The marriage of logic and experience in the wisdom of human relations is
ingrained in ancient Jewish philosophy, which, according to Isaac
Abravanal, recognized that experience is more forceful than logic but
logic and experience are not mutually exclusive. Without being applied
to experience, logic tends to be hollow and directionless, but without
the focus of logic, experience becomes multi directional and out of
focus. Good decisions come from experience and experience comes from
bad decisions. In other words, rights emerge from wrongs and not from
ancient parchments or tomes of wisdom hidden away in a forgotten memory
that is subsequently revived.
The essence of a nation should be founded on human rights that are
contrived from single instances of wrongs committed against the people.
According to this principle, a right becomes something that is
legitimately due to a person which he can justly claim as secured to him
by law, and which ensures that some wrong committed in the past is
effectively precluded by the right so secured. A right should not be
confused with power, the former being based on moral justification and
expectation and the latter being based on enforceability. Protection by
the state of an individual, freedom to attend church or temple, and
freedom to educate oneself are examples of a right where as sovereignty
of State, authority to censor speech and enforce martial law are
examples of power. A wise nation distinguishes between the two and
maintains a balance.
Human rights should be viewed as something more than a concept which
acts as a cultural artifact. They transcend fundamental rights, which
are essentially political and civil rights, and expand to more basic
rights such as the right to be equal to anyone with regard to the basic
universal need for nourishment, shelter, clothing and education. In
order to make sure that they are enjoyed by all of humanity, any
community will have to make sure that human rights are a matter of
course and are ensured by a guaranteed and contrived effort by all.

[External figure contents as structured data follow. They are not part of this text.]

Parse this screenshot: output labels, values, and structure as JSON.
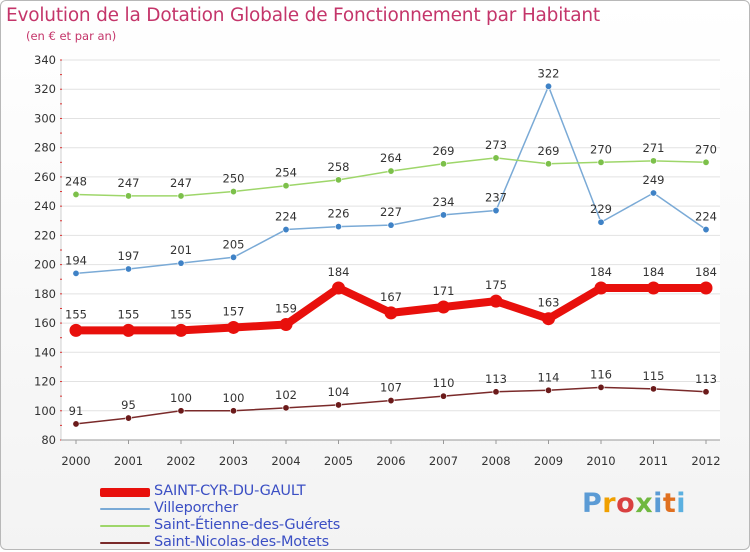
{
  "header": {
    "title": "Evolution de la Dotation Globale de Fonctionnement par Habitant",
    "subtitle": "(en € et par an)"
  },
  "brand": {
    "text": "Proxiti",
    "letter_colors": [
      "#5b9bd5",
      "#f0a000",
      "#d94040",
      "#70b840",
      "#5b9bd5",
      "#e07020",
      "#5bb0e0"
    ]
  },
  "chart_data": {
    "type": "line",
    "title": "Evolution de la Dotation Globale de Fonctionnement par Habitant",
    "subtitle": "(en € et par an)",
    "xlabel": "",
    "ylabel": "",
    "x": [
      2000,
      2001,
      2002,
      2003,
      2004,
      2005,
      2006,
      2007,
      2008,
      2009,
      2010,
      2011,
      2012
    ],
    "ylim": [
      80,
      340
    ],
    "yticks": [
      80,
      100,
      120,
      140,
      160,
      180,
      200,
      220,
      240,
      260,
      280,
      300,
      320,
      340
    ],
    "grid": "horizontal",
    "legend": "bottom-left",
    "series": [
      {
        "name": "SAINT-CYR-DU-GAULT",
        "color": "#e8100c",
        "dot_color": "#e8100c",
        "label_color": "#333333",
        "emphasis": true,
        "values": [
          155,
          155,
          155,
          157,
          159,
          184,
          167,
          171,
          175,
          163,
          184,
          184,
          184
        ]
      },
      {
        "name": "Villeporcher",
        "color": "#7aaad6",
        "dot_color": "#3f82c6",
        "label_color": "#333333",
        "emphasis": false,
        "values": [
          194,
          197,
          201,
          205,
          224,
          226,
          227,
          234,
          237,
          322,
          229,
          249,
          224
        ]
      },
      {
        "name": "Saint-Étienne-des-Guérets",
        "color": "#9ed66a",
        "dot_color": "#7cc04a",
        "label_color": "#333333",
        "emphasis": false,
        "values": [
          248,
          247,
          247,
          250,
          254,
          258,
          264,
          269,
          273,
          269,
          270,
          271,
          270
        ]
      },
      {
        "name": "Saint-Nicolas-des-Motets",
        "color": "#7a2a2a",
        "dot_color": "#6b1a1a",
        "label_color": "#333333",
        "emphasis": false,
        "values": [
          91,
          95,
          100,
          100,
          102,
          104,
          107,
          110,
          113,
          114,
          116,
          115,
          113
        ]
      }
    ]
  }
}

Human rights and their worth cannot strictly be evaluated.
Traditional modes of evaluation, with which the voter usually goes to
the polls in a democratic environment to select the government, are
“value for money”, efficiency of service delivery and customer
satisfaction. At best, these yardsticks have largely been political and
economic abstractions which have prompted some academics and
practitioners to consider the subject of governance-evaluation as being
immeasurable or too much trouble.
As for the role of the courts in ensuring the Rule of Law, and the
impartiality and independence of the judiciary, the finding of the
Supreme Court of Canada clearly subsumed the point in the statement of
the Chief Justice of Canada in the Provincial Court Judges decision handed
down in 1997: “Judicial independence is valued, because it serves
important societal goals – it is a means to secure those goals.
One of these goals is the maintenance of public confidence in the
impartiality of the judiciary, which is essential to the effectiveness
of the court system. Independence contributes to the perception that
justice will be done in individual cases. Another social goal, served by
judicial independence is the maintenance of the rule of law, one aspect
of which is the constitutional principle that the exercise of all
public power must find its ultimate source in a legal rule”.
There should be nothing less in the Rule of Law. The author fervently hopes that, on the occasion of the 68th anniversary
of independence in Sri Lanka, these inviolable and precious tenets that
make the Rule of Law truly sustain. ESTO PERPETUA.